- Born: Robert Gene Elston March 26, 1922 Fort Dodge, Iowa, U.S.
- Died: September 5, 2015 (aged 93) Houston, Texas, U.S.
- Occupation: Sportscaster
- Years active: 1954–1997

= Gene Elston =

American sports broadcaster (1922–2015)

Robert Gene Elston (March 26, 1922 – September 5, 2015) was an American Major League Baseball (MLB) broadcaster, primarily with the Houston Astros.

==Early life and career==
A native of Fort Dodge, Iowa, Elston was born on March 26, 1922. He started work in 1940 with the radio station KVFD. He did baseball and high school basketball before he was sent to serve in World War II. He returned in 1944 for the station. He moved to Waterloo, Iowa to cover the minor league baseball Waterloo White Hawks of the Illinois–Indiana–Iowa League in 1946. His first job in the major leagues was eight years later in 1954, when he became the number two radio announcer for the Chicago Cubs, alongside Bert Wilson. In 1958, he moved to a national radio audience by announcing the Game of the Day on the Mutual Broadcasting System, with Bob Feller.

==Houston==
In 1961, Elston joined veteran radio broadcaster Loel Passe to announce the final season of Houston's minor league franchise, the Houston Buffs. With the expansion of the major league and the inaugural 1962 season of the Houston Colt 45s, Elston was chosen to lead the radio broadcast. Passe stayed on as the color commentator with Elston until Passe retired in 1976. Elston had numerous broadcast partners, such as Harry Kalas (1965 to 1970), Bob Prince (1976), Dewayne Staats (1977 to 1984), and Larry Dierker (1980 to 1986).

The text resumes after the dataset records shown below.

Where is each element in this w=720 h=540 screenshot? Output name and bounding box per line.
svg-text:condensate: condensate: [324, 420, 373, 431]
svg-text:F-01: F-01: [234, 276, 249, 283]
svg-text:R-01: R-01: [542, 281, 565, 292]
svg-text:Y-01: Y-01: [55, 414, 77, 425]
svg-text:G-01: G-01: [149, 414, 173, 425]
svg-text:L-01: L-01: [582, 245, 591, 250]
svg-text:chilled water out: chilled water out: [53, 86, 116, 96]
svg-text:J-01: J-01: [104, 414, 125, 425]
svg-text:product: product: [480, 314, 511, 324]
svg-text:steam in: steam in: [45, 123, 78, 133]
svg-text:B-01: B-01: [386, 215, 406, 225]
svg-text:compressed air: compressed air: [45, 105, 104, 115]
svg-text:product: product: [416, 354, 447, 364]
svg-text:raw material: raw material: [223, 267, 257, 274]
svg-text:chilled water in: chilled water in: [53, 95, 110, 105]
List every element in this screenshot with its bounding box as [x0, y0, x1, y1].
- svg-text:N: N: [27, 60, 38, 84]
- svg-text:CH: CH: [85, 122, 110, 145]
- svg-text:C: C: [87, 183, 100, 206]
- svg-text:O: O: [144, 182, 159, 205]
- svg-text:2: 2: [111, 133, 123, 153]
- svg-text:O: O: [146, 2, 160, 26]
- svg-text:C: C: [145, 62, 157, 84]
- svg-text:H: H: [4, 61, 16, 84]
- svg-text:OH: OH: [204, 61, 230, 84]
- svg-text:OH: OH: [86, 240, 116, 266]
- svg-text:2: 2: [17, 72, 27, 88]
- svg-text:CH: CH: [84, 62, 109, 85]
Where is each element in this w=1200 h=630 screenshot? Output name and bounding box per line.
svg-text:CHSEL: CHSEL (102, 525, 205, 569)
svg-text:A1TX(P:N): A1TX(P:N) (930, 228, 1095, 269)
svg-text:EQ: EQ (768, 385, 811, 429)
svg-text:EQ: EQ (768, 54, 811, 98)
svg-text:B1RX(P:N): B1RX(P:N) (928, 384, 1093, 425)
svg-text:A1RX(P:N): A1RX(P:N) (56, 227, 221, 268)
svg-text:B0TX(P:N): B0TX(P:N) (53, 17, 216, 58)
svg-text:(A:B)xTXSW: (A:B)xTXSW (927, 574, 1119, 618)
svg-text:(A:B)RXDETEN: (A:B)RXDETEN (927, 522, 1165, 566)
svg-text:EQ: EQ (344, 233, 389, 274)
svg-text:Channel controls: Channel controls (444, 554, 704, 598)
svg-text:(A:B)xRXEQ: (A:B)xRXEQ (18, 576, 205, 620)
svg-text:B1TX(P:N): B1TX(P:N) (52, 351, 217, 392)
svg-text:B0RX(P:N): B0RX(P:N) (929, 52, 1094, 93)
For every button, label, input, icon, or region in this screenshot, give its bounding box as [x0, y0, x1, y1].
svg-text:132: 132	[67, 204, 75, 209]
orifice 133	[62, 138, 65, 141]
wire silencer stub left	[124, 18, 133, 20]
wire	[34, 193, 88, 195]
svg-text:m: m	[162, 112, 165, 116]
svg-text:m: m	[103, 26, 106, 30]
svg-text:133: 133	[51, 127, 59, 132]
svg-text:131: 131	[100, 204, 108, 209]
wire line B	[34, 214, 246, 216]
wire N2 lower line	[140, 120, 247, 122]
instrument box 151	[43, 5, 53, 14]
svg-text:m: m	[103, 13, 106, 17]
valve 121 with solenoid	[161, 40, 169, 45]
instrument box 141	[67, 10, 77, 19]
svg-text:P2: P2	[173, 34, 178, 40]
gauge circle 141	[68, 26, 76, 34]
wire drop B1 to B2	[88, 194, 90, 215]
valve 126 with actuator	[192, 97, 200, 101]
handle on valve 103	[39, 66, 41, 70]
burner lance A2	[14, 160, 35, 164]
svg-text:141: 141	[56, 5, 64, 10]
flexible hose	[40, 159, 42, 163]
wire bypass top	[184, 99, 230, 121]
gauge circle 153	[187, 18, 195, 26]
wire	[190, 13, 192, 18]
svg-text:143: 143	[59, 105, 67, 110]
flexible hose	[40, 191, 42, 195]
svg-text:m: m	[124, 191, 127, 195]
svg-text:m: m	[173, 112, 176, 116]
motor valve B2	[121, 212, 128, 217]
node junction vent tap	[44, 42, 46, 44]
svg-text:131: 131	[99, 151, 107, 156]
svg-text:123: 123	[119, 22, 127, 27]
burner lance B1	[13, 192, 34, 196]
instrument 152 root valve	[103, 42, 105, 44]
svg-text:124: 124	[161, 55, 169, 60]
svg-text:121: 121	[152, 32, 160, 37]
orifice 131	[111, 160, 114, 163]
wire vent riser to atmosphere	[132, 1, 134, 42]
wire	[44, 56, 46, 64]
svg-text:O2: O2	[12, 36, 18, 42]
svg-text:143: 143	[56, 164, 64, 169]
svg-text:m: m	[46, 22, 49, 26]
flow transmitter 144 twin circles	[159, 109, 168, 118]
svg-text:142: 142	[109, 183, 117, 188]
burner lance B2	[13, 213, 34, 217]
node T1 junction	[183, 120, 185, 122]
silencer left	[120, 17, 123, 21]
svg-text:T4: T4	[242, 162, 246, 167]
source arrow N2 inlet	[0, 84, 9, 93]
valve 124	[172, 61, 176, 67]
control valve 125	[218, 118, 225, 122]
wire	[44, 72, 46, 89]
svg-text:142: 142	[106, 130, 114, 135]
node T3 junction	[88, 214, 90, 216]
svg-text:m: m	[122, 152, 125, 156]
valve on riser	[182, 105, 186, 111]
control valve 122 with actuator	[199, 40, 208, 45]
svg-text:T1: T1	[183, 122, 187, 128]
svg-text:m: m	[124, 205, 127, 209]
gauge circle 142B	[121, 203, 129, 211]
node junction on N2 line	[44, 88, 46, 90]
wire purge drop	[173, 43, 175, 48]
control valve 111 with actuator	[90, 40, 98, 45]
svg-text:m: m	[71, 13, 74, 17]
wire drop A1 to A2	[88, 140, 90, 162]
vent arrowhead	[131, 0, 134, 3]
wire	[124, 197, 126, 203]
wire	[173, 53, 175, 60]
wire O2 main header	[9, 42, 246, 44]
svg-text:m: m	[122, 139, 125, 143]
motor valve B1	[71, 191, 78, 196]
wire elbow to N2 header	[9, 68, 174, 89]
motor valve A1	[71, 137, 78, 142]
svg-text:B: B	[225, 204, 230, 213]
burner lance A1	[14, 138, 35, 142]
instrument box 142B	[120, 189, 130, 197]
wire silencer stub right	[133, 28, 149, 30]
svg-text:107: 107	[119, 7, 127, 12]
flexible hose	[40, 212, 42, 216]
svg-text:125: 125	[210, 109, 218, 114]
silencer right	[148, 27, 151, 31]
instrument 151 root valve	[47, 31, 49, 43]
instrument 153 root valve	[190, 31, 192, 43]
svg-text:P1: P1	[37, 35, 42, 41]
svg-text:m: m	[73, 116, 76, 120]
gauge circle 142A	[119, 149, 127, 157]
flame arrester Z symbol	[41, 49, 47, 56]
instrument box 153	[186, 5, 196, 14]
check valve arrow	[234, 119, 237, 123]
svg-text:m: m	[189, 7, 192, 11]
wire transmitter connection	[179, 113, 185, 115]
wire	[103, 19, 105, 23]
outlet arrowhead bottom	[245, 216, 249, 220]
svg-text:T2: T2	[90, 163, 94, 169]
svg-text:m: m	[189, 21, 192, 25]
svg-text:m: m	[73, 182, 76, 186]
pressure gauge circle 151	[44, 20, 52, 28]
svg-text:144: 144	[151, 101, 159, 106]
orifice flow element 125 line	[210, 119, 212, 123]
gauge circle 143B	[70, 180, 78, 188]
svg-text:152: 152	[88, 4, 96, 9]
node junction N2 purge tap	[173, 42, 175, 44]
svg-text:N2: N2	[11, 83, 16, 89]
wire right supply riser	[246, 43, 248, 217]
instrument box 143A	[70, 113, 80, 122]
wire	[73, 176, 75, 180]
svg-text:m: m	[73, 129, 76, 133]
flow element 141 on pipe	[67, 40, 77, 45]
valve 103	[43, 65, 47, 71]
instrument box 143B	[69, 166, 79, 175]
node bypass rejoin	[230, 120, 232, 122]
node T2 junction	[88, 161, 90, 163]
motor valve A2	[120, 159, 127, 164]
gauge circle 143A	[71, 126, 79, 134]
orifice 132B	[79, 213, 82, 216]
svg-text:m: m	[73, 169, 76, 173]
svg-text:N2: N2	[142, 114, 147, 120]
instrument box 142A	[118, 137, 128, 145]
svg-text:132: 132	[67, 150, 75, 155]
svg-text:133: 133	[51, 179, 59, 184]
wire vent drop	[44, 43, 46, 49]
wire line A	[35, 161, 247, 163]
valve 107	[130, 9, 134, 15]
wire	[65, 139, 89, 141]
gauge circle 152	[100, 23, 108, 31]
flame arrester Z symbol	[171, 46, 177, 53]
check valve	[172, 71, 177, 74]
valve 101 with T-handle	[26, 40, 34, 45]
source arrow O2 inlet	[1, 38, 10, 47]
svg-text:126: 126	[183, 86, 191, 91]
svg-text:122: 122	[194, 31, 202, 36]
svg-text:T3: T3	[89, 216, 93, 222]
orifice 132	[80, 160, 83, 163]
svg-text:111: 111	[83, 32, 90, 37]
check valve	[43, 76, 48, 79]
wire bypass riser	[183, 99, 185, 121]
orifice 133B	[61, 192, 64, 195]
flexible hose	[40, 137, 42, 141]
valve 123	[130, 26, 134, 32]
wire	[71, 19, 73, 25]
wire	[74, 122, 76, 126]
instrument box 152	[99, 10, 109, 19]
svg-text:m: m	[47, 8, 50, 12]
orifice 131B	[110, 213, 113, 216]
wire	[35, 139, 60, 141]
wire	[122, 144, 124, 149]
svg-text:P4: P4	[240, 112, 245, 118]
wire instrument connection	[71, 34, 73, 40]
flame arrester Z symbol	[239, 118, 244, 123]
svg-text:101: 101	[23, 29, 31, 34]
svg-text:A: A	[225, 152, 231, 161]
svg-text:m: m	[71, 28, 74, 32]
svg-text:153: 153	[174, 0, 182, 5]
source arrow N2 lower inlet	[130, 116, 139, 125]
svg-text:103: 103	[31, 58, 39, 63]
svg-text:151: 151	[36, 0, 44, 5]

The team changed its name to the Astros three years later, and Elston continued as their main announcer through 1986, when he ended his association with the Astros and joined Tal Smith Enterprises as a consultant and researcher.

Elston's broadcasting style was somewhat restrained, as opposed to being a "homer." However, he left himself just enough room to get excited during historic moments, such as Nolan Ryan's fifth career no-hitter:

Two balls and no strikes to Baker. And a ground ball to third! Art Howe--he got it! Nolan Ryan--no-hitter number five!

In 25 seasons, Elston called eleven no-hitters and two division clinchers for the Astros to go along with calling the 500th home run of Eddie Mathews and Nolan Ryan passing Walter Johnson for strikeouts. In late 1986, Dick Wagner fired Elston, who responded by stating, "If they want somebody to phony up some excitement, I can’t change my personality."

==CBS Radio==
Starting in 1987, Elston resumed calling national radio broadcasts instead of games for a specific team. He called the CBS Radio Game of the Week until 1995, and also called postseason NLDS games on CBS Radio in 1995, 1996, and 1997. He then retired from broadcasting.

==Legacy==
Elston was inducted into the Texas Baseball Hall of Fame in 1993 and the Texas Radio Hall of Fame in 2002.

In 2006, Elston was awarded the Ford C. Frick Award from the Baseball Hall of Fame. The award is given annually to a baseball announcer who has given major contributions to the game. Elston was healthy enough, at the age of 84, to accept the award in person at Cooperstown.

==Death==
Elston died at the age of 93 in 2015. His ashes were placed in the Houston National Cemetery.